If you've outsourced some of these tasks, congrats—you may have added 5, 10, even 15 hours back into your week. That’s a gift. A huge one. The question is:
Are those hours truly energizing you?
Are they fueling your joy, creativity, rest, and connection—or are they being quietly swallowed by more work, more busyness, and more low-grade stress?
Here’s the paradox I see all the time: We offload tasks to reclaim time, but we don’t always reclaim energy. Sometimes, in the effort to do more, we unknowingly trade small, soul-soothing rituals for more screen time, more meetings, or more mental load.
Think about it:
Have you ever felt oddly relaxed after cleaning out a closet?
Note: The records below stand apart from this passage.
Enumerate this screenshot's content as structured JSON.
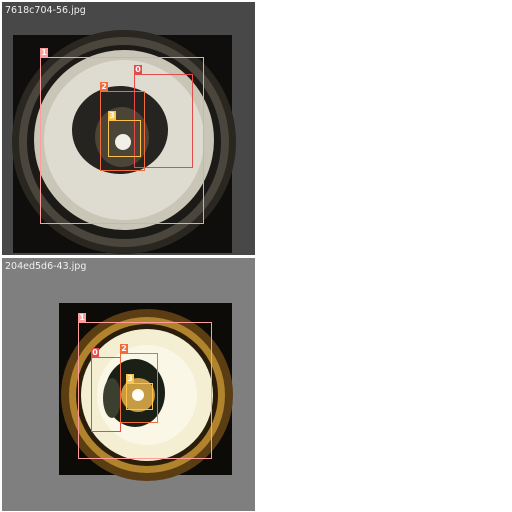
{
  "tiles": [
    {
      "filename": "7618c704-56.jpg",
      "labels": [
        "1",
        "0",
        "2",
        "3"
      ]
    },
    {
      "filename": "204ed5d6-43.jpg",
      "labels": [
        "1",
        "0",
        "2",
        "3"
      ]
    }
  ],
  "colors": {
    "class_0": "#e64b4b",
    "class_1": "#ff9c9c",
    "class_2": "#f26b3a",
    "class_3": "#ffc24a"
  }
}
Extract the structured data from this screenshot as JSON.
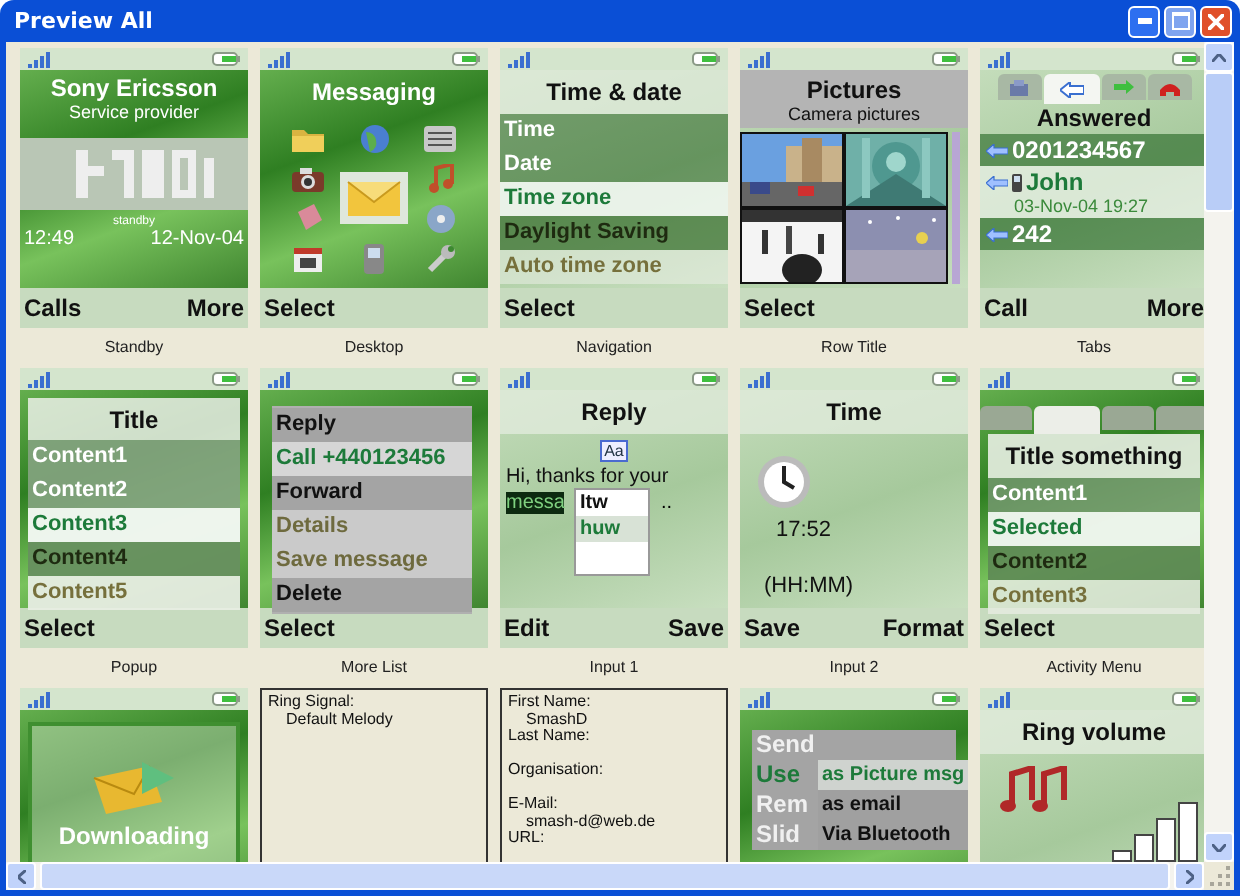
{
  "window": {
    "title": "Preview All"
  },
  "previews": [
    {
      "kind": "standby",
      "caption": "Standby",
      "operator": "Sony Ericsson",
      "provider": "Service provider",
      "mode": "standby",
      "time": "12:49",
      "date": "12-Nov-04",
      "softkeys": {
        "left": "Calls",
        "right": "More"
      }
    },
    {
      "kind": "desktop",
      "caption": "Desktop",
      "title": "Messaging",
      "softkeys": {
        "left": "Select"
      }
    },
    {
      "kind": "list",
      "caption": "Navigation",
      "title": "Time & date",
      "items": [
        {
          "label": "Time",
          "selected": false,
          "disabled": false
        },
        {
          "label": "Date",
          "selected": false,
          "disabled": false
        },
        {
          "label": "Time zone",
          "selected": true,
          "disabled": false
        },
        {
          "label": "Daylight Saving",
          "selected": false,
          "disabled": false
        },
        {
          "label": "Auto time zone",
          "selected": false,
          "disabled": true
        }
      ],
      "softkeys": {
        "left": "Select"
      }
    },
    {
      "kind": "pictures",
      "caption": "Row Title",
      "title": "Pictures",
      "subtitle": "Camera pictures",
      "softkeys": {
        "left": "Select"
      }
    },
    {
      "kind": "tabs",
      "caption": "Tabs",
      "tabs": [
        {
          "selected": false
        },
        {
          "selected": true
        },
        {
          "selected": false
        },
        {
          "selected": false
        }
      ],
      "title": "Answered",
      "entries": [
        {
          "label": "0201234567",
          "selected": false
        },
        {
          "label": "John",
          "detail": "03-Nov-04 19:27",
          "selected": true
        },
        {
          "label": "242",
          "selected": false
        }
      ],
      "softkeys": {
        "left": "Call",
        "right": "More"
      }
    },
    {
      "kind": "popup",
      "caption": "Popup",
      "title": "Title",
      "items": [
        {
          "label": "Content1",
          "selected": false,
          "disabled": false
        },
        {
          "label": "Content2",
          "selected": false,
          "disabled": false
        },
        {
          "label": "Content3",
          "selected": true,
          "disabled": false
        },
        {
          "label": "Content4",
          "selected": false,
          "disabled": false
        },
        {
          "label": "Content5",
          "selected": false,
          "disabled": true
        }
      ],
      "softkeys": {
        "left": "Select"
      }
    },
    {
      "kind": "menu",
      "caption": "More List",
      "items": [
        {
          "label": "Reply",
          "selected": false,
          "disabled": false
        },
        {
          "label": "Call +440123456",
          "selected": true,
          "disabled": false
        },
        {
          "label": "Forward",
          "selected": false,
          "disabled": false
        },
        {
          "label": "Details",
          "selected": false,
          "disabled": true
        },
        {
          "label": "Save message",
          "selected": false,
          "disabled": true
        },
        {
          "label": "Delete",
          "selected": false,
          "disabled": false
        }
      ],
      "softkeys": {
        "left": "Select"
      }
    },
    {
      "kind": "input",
      "caption": "Input 1",
      "title": "Reply",
      "mode": "Aa",
      "text": "Hi, thanks for your",
      "word": "messa",
      "rest": "..",
      "suggestions": [
        {
          "label": "Itw",
          "selected": false
        },
        {
          "label": "huw",
          "selected": true
        }
      ],
      "softkeys": {
        "left": "Edit",
        "right": "Save"
      }
    },
    {
      "kind": "clock",
      "caption": "Input 2",
      "title": "Time",
      "time": "17:52",
      "format": "(HH:MM)",
      "softkeys": {
        "left": "Save",
        "right": "Format"
      }
    },
    {
      "kind": "activity",
      "caption": "Activity Menu",
      "tabs": [
        {
          "selected": false
        },
        {
          "selected": true
        },
        {
          "selected": false
        },
        {
          "selected": false
        }
      ],
      "title": "Title something",
      "items": [
        {
          "label": "Content1",
          "selected": false,
          "disabled": false
        },
        {
          "label": "Selected",
          "selected": true,
          "disabled": false
        },
        {
          "label": "Content2",
          "selected": false,
          "disabled": false
        },
        {
          "label": "Content3",
          "selected": false,
          "disabled": true
        }
      ],
      "softkeys": {
        "left": "Select"
      }
    },
    {
      "kind": "download",
      "label": "Downloading"
    },
    {
      "kind": "details",
      "fields": [
        {
          "label": "Ring Signal:",
          "value": "Default Melody"
        }
      ]
    },
    {
      "kind": "details",
      "fields": [
        {
          "label": "First Name:",
          "value": "SmashD"
        },
        {
          "label": "Last Name:"
        },
        {
          "label": "Organisation:"
        },
        {
          "label": "E-Mail:",
          "value": "smash-d@web.de"
        },
        {
          "label": "URL:"
        }
      ]
    },
    {
      "kind": "submenu",
      "items": [
        {
          "label": "Send",
          "selected": false
        },
        {
          "label": "Use",
          "selected": true
        },
        {
          "label": "Rem",
          "selected": false
        },
        {
          "label": "Slid",
          "selected": false
        }
      ],
      "submenu": [
        {
          "label": "as Picture msg",
          "selected": true
        },
        {
          "label": "as email",
          "selected": false
        },
        {
          "label": "Via Bluetooth",
          "selected": false
        }
      ]
    },
    {
      "kind": "volume",
      "title": "Ring volume"
    }
  ]
}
Or reconnected to yourself while chopping vegetables or weeding a garden?
Have you noticed your body decompress during a walk with the dog?
We tend to treat these things as chores. But often, they’re actually forms of active rest—rituals that ground us, create space for thought, and bring our nervous systems back online.
A Fresh Energy Audit
If you're feeling depleted despite all the outsourcing, it may be time for an energy audit. Ask yourself:
Which activities energize me (even if they take effort)?
Which ones drain me (even if they seem “productive”)?
What have I outsourced that used to give me joy or a sense of calm?
What have I added to my plate that now eats away at my vitality?
Instead of defaulting to “I should hire this out,” try asking: “What does this task do for my energy?”
Maybe cleaning is meditative.
Maybe baking connects you to creativity.
Maybe folding laundry with music playing helps your brain reset.
Energy management is about more than efficiency. It’s about noticing what feeds your internal battery—and what slowly runs it down.
So before you auto-outsource the next “to-do,” pause. Check in. You may find that the key to replenishment isn’t in someone else’s hands—it’s in your own daily rhythm.